Is FLE possible with the community edition?

Hello. So my understanding is that in order to encrypt by field, I’d need to do so using the SDK by using Java SDK version 3.0.5 or later, and by importing the Java Couchbase Encryption library version 3.0.0 or later. Is this all that is required, or will I also need to upgrade to the enterprise edition of Couchbase?

Also, what sort of performance impact might I see by implementing this FLE? Are there any metrics available anywhere?

Thanks

Hi @GBarr ,

will I also need to upgrade to the enterprise edition of Couchbase?

You can develop using Community Edition, but you’ll need to upgrade to Enterprise Edition before deploying to production, since the Field-Level Encryption library is released under the terms of the Couchbase Enterprise Subscription License Agreement.
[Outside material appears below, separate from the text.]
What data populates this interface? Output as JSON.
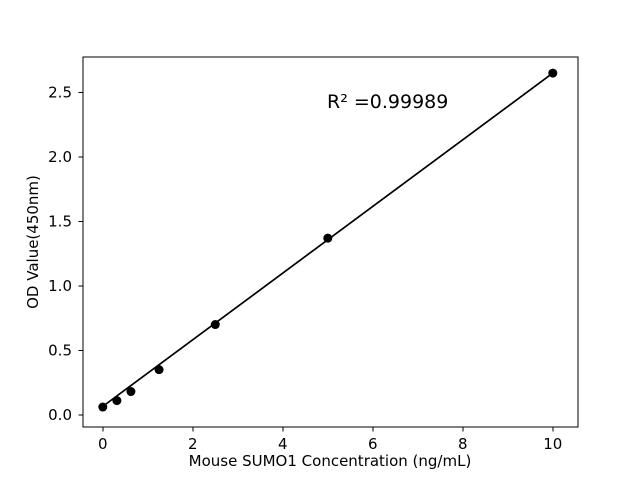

If that’s something you’d like to pursue, sending a sales inquiry is one way to get in touch with the sales team.

what sort of performance impact might I see by implementing this FLE? Are there any metrics available anywhere?

Encryption is CPU-intensive, so a measurable performance hit is to be expected. I’m not aware of any formal benchmarks, but I will let the performance team know this is a common request.
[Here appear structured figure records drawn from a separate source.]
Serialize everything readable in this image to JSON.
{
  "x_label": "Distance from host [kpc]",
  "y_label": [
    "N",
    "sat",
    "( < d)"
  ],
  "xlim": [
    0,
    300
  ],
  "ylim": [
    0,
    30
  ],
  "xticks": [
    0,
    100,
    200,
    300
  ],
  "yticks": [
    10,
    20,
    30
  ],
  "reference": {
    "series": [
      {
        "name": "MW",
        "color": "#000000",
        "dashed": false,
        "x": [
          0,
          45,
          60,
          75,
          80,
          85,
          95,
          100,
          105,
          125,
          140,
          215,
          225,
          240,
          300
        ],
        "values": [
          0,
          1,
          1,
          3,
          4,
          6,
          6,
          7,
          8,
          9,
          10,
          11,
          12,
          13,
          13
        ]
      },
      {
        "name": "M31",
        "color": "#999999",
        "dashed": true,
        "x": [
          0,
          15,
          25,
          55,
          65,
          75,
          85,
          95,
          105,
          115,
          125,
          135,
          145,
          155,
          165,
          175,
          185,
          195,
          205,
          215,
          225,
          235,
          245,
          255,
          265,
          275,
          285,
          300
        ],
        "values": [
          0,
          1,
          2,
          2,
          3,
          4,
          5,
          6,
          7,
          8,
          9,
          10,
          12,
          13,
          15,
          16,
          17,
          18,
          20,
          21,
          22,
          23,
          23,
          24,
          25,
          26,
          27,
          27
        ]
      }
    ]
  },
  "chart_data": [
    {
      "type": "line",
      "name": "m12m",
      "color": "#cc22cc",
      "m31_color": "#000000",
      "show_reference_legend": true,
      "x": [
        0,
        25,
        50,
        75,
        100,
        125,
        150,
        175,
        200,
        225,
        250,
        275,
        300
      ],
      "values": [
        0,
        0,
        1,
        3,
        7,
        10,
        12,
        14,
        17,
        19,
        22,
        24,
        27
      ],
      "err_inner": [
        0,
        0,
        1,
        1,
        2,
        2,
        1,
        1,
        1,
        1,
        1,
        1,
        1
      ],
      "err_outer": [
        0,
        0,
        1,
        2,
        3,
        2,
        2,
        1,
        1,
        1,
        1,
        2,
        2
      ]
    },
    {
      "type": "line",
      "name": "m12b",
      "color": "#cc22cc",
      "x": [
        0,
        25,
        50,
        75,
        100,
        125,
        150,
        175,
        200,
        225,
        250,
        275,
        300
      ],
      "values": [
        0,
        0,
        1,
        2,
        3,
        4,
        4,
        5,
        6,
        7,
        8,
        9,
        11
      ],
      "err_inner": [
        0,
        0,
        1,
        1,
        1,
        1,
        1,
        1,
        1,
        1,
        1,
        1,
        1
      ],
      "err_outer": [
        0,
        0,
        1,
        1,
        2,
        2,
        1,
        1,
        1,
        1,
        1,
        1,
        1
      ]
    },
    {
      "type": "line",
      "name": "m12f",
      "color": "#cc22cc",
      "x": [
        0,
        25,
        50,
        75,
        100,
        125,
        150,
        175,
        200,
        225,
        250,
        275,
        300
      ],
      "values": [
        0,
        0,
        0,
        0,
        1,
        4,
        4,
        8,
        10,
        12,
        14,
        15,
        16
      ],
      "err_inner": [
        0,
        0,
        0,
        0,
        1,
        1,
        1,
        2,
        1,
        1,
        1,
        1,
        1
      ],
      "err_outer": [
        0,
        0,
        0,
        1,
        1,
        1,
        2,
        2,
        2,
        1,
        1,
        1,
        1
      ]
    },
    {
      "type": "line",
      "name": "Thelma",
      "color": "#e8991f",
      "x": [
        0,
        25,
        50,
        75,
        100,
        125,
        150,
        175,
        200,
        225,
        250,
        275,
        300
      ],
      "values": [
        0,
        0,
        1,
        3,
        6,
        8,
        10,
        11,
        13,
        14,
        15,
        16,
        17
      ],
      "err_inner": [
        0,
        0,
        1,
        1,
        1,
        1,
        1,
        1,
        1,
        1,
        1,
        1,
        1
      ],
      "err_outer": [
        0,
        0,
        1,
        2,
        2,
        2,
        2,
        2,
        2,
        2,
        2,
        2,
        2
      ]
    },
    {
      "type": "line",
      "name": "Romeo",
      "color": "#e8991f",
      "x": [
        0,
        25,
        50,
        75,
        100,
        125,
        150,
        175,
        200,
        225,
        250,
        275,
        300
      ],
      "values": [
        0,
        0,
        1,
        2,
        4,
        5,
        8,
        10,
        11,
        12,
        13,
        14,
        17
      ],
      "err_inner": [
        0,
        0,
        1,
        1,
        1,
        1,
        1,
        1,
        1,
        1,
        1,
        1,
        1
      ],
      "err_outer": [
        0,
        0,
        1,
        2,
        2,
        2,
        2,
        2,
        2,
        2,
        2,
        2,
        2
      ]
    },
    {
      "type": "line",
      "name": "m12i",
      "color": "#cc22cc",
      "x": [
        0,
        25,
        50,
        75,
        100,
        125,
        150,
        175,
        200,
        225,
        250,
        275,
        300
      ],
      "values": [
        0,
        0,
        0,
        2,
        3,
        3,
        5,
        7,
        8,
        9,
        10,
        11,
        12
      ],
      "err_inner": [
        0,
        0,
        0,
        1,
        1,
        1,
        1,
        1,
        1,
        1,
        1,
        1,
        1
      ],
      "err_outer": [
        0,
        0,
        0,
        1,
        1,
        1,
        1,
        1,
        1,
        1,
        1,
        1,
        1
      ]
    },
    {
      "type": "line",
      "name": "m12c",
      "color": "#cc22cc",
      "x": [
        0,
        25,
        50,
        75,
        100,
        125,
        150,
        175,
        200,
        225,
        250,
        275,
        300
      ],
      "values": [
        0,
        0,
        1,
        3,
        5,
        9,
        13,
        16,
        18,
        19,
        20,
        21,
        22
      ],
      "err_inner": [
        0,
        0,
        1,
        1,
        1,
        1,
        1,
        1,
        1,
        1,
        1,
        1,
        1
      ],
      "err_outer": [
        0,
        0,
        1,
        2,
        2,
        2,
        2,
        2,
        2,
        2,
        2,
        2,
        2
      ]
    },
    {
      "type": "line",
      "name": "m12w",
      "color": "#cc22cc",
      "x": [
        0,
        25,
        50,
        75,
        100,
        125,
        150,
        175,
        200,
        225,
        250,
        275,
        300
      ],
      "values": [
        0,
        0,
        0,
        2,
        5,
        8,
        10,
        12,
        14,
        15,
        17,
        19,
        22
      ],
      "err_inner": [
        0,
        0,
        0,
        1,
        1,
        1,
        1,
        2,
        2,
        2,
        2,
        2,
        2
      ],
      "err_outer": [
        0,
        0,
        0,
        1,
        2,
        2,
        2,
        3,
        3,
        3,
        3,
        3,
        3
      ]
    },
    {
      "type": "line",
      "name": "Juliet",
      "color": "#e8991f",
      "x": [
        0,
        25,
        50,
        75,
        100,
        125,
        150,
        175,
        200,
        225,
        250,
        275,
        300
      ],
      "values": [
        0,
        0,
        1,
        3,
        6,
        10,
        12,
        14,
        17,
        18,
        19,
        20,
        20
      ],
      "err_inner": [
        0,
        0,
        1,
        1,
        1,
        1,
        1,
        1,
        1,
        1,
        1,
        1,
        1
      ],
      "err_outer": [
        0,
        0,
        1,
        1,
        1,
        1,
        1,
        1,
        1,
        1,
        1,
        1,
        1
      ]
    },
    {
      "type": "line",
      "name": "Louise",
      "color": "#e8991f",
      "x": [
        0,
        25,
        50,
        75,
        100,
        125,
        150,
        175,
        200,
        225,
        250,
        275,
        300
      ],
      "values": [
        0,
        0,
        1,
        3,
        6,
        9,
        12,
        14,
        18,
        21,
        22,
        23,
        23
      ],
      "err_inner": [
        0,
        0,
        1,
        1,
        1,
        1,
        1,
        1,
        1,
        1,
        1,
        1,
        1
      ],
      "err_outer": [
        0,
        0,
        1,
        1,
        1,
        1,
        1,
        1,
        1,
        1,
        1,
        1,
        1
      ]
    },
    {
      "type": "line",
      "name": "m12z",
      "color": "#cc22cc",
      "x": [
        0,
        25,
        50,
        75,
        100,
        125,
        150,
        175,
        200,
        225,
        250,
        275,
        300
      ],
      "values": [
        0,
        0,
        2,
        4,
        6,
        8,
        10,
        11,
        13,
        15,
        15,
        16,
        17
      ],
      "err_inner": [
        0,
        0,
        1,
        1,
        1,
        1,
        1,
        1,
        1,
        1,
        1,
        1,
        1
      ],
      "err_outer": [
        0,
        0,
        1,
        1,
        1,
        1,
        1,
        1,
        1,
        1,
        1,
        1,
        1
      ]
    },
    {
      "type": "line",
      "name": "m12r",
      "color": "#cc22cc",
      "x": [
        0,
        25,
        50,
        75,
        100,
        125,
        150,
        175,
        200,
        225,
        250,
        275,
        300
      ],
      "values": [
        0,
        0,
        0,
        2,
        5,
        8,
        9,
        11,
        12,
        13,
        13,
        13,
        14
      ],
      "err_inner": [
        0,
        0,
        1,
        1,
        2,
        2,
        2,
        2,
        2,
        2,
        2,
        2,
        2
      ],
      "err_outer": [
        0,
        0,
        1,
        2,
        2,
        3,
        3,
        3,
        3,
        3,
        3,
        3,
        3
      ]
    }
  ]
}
If it helps to answer your question, I wrote a simple single-threaded ad-hoc benchmark with warmup and aggregation over a hundred thousand iterations. Using the FLE library’s AEAD_AES_256_CBC_HMAC_SHA512 algorithm, my laptop with a 2.5 GHz Intel Core i7 can encrypt 32-byte fields at a rate of ~100,000 ops/sec, and 1024-byte fields at a rate of ~50,000 ops/sec. Looking at it another way, encryption added ~10 microseconds of overhead for a 32-byte field, and ~20 microseconds of overhead for a 1024-byte field.

Please take these numbers with a grain of salt, since your production hardware no doubt has different performance characteristics. As always, the most reliable way to determine the impact would be to measure using representative field values on the actual hardware.

Thanks,
David

3 Likes

Quick update: there’s now a JMH benchmark for the Java Couchbase Encryption library.